Rahmenbedingungen müssen stimmen

Grundsätzlich sei das eine gute Sache, meint auch Christian Hucke, Zahnarzt aus Herdecke, der – wie eingangs erwähnt – einfach wieder ein normales Leben haben möchte. „Ich weiß zwar nicht, wie ich das stemmen soll und wie das in den Praxisalltag zu integrieren wäre, aber am liebsten möchte ich alle durchimpfen. Wenn das vernünftig finanziert wird, würde ich Überstunden machen und könnte dann auch meine Mitarbeiter dafür begeistern.“ Die Schnellschüsse aus der Politik seien oftmals wenig durchdacht, deswegen sei es in dieser Sache wichtig, „dass die Rahmenbedingungen stimmen.
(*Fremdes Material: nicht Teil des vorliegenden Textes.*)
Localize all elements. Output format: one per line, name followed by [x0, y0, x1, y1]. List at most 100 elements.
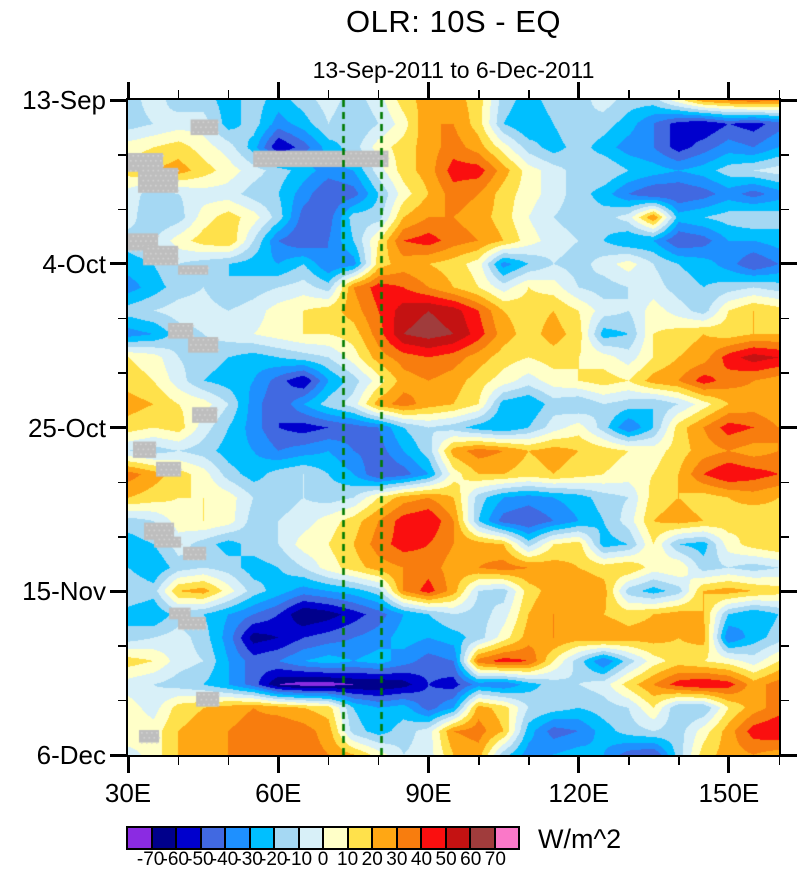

Dann bin ich dabei.“ Auf Zustimmung stößt der Vorstoß des NRW-Ministerpräsidenten auch in der Herdecker Zahnarztpraxis Nehm & Störmann. „Ich hätte kein Problem damit, gegen Corona zu impfen. Alles, was wir tun können, sollten wir tun“, meint Dr. Frank Störmann. Bereits letzte Woche habe er das im Kollegenkreis diskutiert, „und ich habe es letztens schon nicht verstanden, warum wir nicht impfen sollen. Wenn einer gut mit Spritzen umgehen kann, dann sind wir das. Wir sind keine Laien. Um der Sache Herr zu werden, würde ich das auf jeden Fall tun.“ Zwar sei Organisatorisches noch offen, „aber wer seinen Beitrag leisten kann, der sollte es tun.“ Auch seine Mitarbeiterinnen würden mitmachen. Und: „Die Bezahlung steht da nicht im Mittelpunkt.“ Zimmer, Stühle, ein sauberes Umfeld seien ohnehin vorhanden. „Wir sind zwar am Anschlag, aber das sind wir ja alle. Es ist viel Betrieb und hektisch in diesen Zeiten, aber dann muss man dann durch“, sagt der Zahnarzt und betont: „Wenn man was ändern will, muss man auch was dafür tun.“

Erst impfen, dann untersuchen

„Sofort“ wäre auch Zahnarzt Dr. Oliver Großmann aus Herdecke dabei: „Wir brauchen Impfstoff, aber das ist etwas rein Organisatorisches. Wenn das geklärt wäre, könnten wir das hier in der Praxis anbieten.“ Für sehr sinnvoll hält auch Georg Viedenz, Zahnarzt aus Wetter, das Impfen in Zahnarztpraxen: „Warum kommen die Politiker erst jetzt da drauf?“ Er empfehle, das Impfen in normale Untersuchungen zu integrieren: Wenn erst geimpft und dann untersucht würde, sei die Wartezeit schon rum und man sehe, ob der Patient eventuell eine Impfreaktion zeige.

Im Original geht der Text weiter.